Transplantation of mesenchymal stem cells (MSCs) has been used to treat a wide range of diseases, and the mechanism of action is postulated to be mediated by either differentiation into functional reparative cells that replace injured tissues or secretion of paracrine factors that promote tissue repair. To complement earlier studies that identified some of the paracrine factors, we profiled the paracrine proteome to better assess the relevance of MSC paracrine factors to the wide spectrum of MSC-mediated therapeutic effects. To evaluate the therapeutic potential of the MSC paracrine proteome, a chemically defined serum-free culture medium was conditioned by MSCs derived from human embryonic stem cells using a clinically compliant protocol. The conditioned medium was analyzed by multidimensional protein identification technology and cytokine antibody array analysis and revealed the presence of 201 unique gene products. 86-88% of these gene products had detectable transcript levels by microarray or quantitative RT-PCR assays. Computational analysis predicted that these gene products will significantly drive three major groups of biological processes: metabolism, defense response, and tissue differentiation including vascularization, hematopoiesis, and skeletal development. It also predicted that the 201 gene products activate important signaling pathways in cardiovascular biology, bone development, and hematopoiesis such as Jak-STAT, MAPK, Toll-like receptor, transforming growth factor-beta, and mTOR (mammalian target of rapamycin) signaling pathways. This study identified a large number of MSC secretory products that have the potential to act as paracrine modulators of tissue repair and replacement in diseases of the cardiovascular, hematopoietic, and skeletal tissues. Moreover our results suggest that human embryonic stem cell-derived MSC-conditioned medium has the potency to treat a variety of diseases in humans without cell transplantation.

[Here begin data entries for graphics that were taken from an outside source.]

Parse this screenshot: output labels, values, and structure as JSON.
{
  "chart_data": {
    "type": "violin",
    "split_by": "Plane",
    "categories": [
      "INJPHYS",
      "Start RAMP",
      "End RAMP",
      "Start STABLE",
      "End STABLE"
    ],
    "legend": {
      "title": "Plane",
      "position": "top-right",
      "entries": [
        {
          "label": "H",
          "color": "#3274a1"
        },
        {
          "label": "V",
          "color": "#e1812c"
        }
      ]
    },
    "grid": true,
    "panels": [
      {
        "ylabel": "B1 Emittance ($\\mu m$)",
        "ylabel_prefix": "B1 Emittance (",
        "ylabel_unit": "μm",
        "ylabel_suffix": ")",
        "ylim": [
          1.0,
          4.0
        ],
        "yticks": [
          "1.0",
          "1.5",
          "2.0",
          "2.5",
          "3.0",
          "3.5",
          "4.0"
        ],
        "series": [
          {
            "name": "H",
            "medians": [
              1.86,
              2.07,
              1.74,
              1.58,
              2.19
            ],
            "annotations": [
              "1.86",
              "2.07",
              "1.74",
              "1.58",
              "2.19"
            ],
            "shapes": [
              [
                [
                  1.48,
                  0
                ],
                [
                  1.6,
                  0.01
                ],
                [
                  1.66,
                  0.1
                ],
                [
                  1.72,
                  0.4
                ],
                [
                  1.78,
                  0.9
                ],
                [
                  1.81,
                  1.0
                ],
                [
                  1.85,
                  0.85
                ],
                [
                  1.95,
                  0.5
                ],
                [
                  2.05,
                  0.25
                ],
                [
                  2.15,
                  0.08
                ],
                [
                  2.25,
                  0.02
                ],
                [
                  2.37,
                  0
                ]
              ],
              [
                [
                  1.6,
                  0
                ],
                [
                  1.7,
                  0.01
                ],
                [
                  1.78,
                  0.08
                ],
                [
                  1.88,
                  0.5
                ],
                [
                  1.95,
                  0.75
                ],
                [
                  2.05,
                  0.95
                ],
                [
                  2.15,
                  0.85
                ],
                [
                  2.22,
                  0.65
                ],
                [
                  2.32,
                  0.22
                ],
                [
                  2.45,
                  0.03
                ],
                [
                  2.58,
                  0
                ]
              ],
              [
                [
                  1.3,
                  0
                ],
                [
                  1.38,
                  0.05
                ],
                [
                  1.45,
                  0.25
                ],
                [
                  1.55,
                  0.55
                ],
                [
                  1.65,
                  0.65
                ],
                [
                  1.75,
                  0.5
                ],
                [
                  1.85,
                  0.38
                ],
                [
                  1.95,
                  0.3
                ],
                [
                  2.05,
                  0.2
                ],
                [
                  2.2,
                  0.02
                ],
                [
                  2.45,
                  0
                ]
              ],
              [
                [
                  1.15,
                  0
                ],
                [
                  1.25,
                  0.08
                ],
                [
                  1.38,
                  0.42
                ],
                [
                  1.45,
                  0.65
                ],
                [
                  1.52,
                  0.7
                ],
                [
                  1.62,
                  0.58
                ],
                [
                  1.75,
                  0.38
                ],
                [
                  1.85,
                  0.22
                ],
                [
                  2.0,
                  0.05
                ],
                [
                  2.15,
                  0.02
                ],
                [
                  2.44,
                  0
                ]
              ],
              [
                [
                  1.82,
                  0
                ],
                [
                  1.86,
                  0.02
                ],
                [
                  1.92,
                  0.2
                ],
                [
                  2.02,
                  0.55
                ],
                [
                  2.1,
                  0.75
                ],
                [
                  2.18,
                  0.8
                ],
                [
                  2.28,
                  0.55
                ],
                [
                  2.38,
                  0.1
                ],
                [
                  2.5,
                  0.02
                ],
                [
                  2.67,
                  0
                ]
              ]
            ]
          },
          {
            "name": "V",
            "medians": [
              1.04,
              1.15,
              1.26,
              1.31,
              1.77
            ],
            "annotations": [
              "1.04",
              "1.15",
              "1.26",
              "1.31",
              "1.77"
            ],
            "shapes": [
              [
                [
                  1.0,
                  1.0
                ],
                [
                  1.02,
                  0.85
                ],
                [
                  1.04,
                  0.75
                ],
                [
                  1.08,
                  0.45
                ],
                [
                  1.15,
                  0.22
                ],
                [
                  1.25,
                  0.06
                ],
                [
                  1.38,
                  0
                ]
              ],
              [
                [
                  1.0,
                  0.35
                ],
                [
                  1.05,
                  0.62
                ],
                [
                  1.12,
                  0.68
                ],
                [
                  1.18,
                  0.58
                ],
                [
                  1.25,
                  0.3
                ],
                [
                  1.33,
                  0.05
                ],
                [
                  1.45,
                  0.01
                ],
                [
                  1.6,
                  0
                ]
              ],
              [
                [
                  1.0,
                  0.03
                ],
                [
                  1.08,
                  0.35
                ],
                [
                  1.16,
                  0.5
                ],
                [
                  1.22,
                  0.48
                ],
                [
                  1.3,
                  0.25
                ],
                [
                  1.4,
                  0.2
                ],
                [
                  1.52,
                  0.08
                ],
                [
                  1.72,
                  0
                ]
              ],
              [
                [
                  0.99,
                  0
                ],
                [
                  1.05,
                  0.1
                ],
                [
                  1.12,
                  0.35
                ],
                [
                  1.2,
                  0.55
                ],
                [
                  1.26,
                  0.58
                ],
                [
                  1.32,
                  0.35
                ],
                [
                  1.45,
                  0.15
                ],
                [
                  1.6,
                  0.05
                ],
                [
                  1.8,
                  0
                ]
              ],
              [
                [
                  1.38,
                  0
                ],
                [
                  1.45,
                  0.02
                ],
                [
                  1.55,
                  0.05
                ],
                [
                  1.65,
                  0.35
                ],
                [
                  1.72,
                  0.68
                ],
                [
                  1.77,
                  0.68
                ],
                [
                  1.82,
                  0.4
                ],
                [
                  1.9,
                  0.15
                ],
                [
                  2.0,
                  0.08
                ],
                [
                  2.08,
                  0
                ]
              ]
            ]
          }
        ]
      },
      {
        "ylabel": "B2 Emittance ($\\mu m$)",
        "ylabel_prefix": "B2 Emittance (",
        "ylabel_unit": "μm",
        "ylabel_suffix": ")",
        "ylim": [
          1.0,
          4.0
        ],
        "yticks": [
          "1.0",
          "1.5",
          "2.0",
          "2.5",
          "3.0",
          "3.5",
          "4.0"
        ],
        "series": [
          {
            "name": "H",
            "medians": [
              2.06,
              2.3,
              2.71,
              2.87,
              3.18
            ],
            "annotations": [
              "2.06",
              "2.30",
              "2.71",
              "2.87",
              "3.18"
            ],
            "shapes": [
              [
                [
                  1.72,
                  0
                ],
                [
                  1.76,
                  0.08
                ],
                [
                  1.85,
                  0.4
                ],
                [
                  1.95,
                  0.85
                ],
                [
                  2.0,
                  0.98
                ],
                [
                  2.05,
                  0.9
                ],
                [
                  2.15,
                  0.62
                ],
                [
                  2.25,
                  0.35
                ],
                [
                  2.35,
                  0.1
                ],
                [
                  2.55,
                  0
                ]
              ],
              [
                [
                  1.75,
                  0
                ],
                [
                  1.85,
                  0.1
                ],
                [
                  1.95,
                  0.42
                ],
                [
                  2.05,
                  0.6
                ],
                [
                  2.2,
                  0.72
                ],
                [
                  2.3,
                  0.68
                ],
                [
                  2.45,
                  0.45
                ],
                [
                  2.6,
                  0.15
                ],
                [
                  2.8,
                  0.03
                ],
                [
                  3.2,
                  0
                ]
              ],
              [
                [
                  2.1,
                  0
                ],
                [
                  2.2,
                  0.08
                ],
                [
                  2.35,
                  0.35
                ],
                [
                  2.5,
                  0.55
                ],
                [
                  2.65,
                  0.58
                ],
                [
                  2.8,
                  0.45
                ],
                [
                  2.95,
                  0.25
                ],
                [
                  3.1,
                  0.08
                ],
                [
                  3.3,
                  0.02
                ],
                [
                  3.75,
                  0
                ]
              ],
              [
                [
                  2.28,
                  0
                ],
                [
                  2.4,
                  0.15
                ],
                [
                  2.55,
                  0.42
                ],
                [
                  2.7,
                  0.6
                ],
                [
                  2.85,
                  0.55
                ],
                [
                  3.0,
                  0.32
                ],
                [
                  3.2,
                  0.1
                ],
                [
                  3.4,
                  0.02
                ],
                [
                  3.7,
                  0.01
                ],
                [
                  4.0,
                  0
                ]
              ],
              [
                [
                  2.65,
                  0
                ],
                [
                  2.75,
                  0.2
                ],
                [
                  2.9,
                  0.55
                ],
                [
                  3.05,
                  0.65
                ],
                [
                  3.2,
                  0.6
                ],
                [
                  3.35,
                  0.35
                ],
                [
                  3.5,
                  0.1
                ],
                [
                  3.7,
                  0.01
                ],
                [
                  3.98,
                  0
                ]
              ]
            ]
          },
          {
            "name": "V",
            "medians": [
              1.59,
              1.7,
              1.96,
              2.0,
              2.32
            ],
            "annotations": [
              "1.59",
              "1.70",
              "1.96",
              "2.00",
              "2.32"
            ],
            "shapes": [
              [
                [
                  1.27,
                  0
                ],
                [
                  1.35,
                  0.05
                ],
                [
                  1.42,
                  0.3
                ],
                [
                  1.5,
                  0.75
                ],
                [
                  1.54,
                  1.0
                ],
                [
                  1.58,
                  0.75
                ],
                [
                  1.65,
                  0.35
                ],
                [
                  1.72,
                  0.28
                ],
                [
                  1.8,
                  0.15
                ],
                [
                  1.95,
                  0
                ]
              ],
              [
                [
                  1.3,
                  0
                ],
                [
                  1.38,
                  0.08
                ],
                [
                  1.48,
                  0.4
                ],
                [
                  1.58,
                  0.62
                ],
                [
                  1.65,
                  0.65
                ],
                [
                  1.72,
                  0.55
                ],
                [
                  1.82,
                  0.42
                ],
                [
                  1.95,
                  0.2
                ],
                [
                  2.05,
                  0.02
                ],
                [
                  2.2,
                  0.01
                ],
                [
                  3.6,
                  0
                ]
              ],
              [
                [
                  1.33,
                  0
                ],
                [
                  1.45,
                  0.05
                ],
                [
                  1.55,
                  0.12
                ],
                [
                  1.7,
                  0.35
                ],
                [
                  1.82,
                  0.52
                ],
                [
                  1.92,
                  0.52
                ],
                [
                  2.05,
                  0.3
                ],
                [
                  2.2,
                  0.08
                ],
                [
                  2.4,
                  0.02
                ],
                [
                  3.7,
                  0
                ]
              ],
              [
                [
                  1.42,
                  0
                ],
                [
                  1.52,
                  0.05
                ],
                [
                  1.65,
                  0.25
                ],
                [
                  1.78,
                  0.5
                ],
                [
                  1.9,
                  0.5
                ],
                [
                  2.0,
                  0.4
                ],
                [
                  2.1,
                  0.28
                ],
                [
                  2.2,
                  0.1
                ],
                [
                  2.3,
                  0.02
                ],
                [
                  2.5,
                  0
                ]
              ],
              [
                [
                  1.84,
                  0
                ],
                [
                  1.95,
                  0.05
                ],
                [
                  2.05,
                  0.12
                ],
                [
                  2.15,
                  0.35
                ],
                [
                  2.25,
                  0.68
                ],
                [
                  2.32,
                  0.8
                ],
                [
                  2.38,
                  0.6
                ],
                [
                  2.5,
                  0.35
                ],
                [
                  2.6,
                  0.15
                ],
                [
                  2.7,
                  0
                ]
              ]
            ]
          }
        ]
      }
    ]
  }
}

间充质干细胞(MSC)移植已被用于治疗多种疾病,其作用机制据推测是通过分化为替代受损组织的功能性修复细胞,或分泌促进组织修复的旁分泌因子来介导的。为补充早期鉴定出一些旁分泌因子的研究,我们对旁分泌蛋白质组进行了分析,以更好地评估MSC旁分泌因子与MSC介导的广泛治疗效果之间的相关性。为评估MSC旁分泌蛋白质组的治疗潜力,使用临床合规方案,用人胚胎干细胞来源的MSC对化学成分明确的无血清培养基进行条件培养。通过多维蛋白质鉴定技术和细胞因子抗体阵列分析对条件培养基进行分析,结果显示存在201种独特的基因产物。通过微阵列或定量RT-PCR分析,这些基因产物中有86 - 88%具有可检测的转录水平。计算分析预测,这些基因产物将显著驱动三大类生物学过程:代谢、防御反应以及包括血管生成、造血和骨骼发育在内的组织分化。该分析还预测,这201种基因产物可激活心血管生物学、骨骼发育和造血过程中的重要信号通路,如Jak-STAT、MAPK、Toll样受体、转化生长因子-β和mTOR(雷帕霉素哺乳动物靶标)信号通路。本研究鉴定出大量具有作为旁分泌调节剂潜力的MSC分泌产物,这些产物可在心血管、造血和骨骼组织疾病中调节组织修复和替代。此外,我们的结果表明,人胚胎干细胞来源的MSC条件培养基在不进行细胞移植的情况下具有治疗人类多种疾病的潜力。